Puso su mano en mi estómago plano. No es como si estuviera embarazada en esta línea de tiempo, pero me gustaba el sentimiento detrás de su toque.

—Personalmente, quiero una niña. Quiero que tenga tu hermoso cabello y ojos. —Lucas deslizó sus dedos por mis rizos rubios y sedosos.

—¿En serio? Pensé que querrías un niño. ¿No es eso lo que quieren los hombres?

Lucas se rió. —Quizás algunos. Pero realmente me gusta la idea de tener una mini-tú corriendo.

—Oh, eso es aterrador. Afortunadamente, no podemos decidir lo que tenemos.

—No, pero deberíamos hablar de nombres.

—¿Ya? No puedo estar tan avanzada en nuestra realidad.

—Lo único que entiendo por conocer personas con hijos es que nunca puedes estar demasiado preparado. Entonces, ¿qué nombres te gustan?

—Oh… bueno, nunca pensé en eso antes —admití.

Lucas tarareó y se volvió hacia mí. Pasó su nariz por mi mejilla y bajó por mi cuello. Era cosquilleante y me moví ligeramente.

—Me gusta el nombre Asher y Axel.

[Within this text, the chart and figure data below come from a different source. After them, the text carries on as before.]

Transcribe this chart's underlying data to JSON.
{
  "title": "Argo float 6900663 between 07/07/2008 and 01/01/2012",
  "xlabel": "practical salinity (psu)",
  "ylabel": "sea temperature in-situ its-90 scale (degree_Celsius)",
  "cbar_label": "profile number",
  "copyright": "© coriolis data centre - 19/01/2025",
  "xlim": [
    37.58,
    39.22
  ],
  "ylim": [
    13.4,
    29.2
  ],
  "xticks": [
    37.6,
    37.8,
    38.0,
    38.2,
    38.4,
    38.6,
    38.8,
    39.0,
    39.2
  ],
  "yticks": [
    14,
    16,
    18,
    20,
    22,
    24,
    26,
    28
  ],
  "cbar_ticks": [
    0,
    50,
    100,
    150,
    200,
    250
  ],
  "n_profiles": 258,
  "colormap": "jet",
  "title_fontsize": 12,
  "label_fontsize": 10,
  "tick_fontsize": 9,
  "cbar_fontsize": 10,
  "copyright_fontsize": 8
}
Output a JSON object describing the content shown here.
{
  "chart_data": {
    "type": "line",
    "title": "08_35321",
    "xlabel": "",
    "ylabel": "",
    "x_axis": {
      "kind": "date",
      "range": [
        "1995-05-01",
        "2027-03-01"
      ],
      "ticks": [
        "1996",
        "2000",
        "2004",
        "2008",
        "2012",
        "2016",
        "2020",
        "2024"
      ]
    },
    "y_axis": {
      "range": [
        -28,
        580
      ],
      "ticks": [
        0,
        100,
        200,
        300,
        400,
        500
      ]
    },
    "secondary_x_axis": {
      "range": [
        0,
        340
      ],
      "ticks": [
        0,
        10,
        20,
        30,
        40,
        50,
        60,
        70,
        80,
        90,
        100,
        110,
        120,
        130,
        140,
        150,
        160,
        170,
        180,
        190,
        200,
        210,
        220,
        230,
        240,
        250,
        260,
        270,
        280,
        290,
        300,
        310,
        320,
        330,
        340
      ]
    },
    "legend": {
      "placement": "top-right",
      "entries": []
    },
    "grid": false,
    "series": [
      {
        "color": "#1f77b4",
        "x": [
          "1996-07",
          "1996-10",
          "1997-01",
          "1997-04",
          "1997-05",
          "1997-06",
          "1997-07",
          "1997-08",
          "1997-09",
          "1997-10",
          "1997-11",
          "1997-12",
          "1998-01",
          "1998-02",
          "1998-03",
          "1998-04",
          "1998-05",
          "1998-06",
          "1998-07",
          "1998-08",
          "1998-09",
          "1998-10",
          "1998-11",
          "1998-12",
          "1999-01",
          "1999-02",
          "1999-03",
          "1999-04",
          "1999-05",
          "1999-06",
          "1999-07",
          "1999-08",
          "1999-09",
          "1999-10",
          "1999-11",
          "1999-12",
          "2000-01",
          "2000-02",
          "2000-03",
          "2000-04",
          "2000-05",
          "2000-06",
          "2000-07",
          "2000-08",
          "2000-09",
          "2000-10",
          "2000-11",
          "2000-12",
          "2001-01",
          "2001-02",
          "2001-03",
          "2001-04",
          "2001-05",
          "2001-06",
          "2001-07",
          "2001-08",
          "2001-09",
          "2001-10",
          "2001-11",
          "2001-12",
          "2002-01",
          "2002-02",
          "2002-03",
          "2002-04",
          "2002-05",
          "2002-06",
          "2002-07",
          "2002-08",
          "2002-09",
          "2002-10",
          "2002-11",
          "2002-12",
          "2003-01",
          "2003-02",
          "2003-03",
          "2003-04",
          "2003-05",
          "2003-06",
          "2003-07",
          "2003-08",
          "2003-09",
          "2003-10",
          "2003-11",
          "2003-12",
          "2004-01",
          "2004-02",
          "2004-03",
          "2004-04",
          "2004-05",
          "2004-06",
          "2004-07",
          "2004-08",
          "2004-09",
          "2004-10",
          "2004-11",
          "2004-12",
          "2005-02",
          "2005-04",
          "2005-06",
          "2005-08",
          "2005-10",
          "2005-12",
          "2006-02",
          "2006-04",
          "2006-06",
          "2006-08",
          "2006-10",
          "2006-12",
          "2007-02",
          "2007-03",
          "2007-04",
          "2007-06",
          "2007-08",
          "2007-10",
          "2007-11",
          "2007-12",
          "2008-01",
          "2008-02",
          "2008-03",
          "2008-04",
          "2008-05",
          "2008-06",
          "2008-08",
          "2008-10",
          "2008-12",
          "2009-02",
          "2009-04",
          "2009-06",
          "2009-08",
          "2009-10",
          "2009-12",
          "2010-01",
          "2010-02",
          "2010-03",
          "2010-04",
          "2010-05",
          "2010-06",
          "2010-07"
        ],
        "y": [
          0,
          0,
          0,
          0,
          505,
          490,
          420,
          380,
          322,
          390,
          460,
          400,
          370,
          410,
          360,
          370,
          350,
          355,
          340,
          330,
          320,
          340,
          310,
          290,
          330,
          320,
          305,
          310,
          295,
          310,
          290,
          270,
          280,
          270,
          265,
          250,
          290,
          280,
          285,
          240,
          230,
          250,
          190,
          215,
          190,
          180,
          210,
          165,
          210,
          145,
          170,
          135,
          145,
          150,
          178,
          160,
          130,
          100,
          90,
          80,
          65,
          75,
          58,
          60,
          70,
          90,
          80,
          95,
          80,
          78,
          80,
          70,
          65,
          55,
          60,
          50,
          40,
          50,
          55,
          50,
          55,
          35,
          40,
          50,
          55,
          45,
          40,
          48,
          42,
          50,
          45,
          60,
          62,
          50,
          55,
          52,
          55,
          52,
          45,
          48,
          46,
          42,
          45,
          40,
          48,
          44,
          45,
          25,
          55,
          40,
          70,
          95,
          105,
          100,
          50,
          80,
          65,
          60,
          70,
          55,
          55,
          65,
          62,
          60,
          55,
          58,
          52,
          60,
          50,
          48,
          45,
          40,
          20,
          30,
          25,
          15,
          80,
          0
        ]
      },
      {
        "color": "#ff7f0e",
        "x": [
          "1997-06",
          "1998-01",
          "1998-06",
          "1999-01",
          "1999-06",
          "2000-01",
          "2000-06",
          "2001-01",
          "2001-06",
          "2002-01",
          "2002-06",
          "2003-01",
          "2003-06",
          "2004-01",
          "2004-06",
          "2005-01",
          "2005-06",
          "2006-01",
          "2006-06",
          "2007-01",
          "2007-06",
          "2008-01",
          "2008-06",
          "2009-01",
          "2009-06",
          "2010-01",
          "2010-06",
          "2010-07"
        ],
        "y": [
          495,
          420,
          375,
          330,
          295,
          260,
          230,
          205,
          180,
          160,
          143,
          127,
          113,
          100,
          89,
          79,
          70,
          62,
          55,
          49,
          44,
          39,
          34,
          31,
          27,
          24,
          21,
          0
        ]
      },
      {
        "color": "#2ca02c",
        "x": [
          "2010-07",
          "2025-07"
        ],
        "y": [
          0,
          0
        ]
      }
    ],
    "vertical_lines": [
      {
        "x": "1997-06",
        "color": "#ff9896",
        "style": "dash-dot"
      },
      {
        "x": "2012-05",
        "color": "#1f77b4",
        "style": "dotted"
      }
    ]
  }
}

Benjamin es lindo también, con Ben como apodo —dije.

—¿Qué hay de nombres para niñas?

—Siento que nunca me ha gustado tanto mi propio nombre.

—¿En serio? —Lucas sonaba sorprendido—. Me encanta tu nombre.

—No quiero que una mini-yo tenga mi nombre —insistí.

—De acuerdo. Hay algunos nombres de niñas realmente encantadores, como Sara, Lexi, Melisa.

—Esos son lindos.

Lucas besó mi mejilla. —Parece que estamos de acuerdo en nombres que nos gustan.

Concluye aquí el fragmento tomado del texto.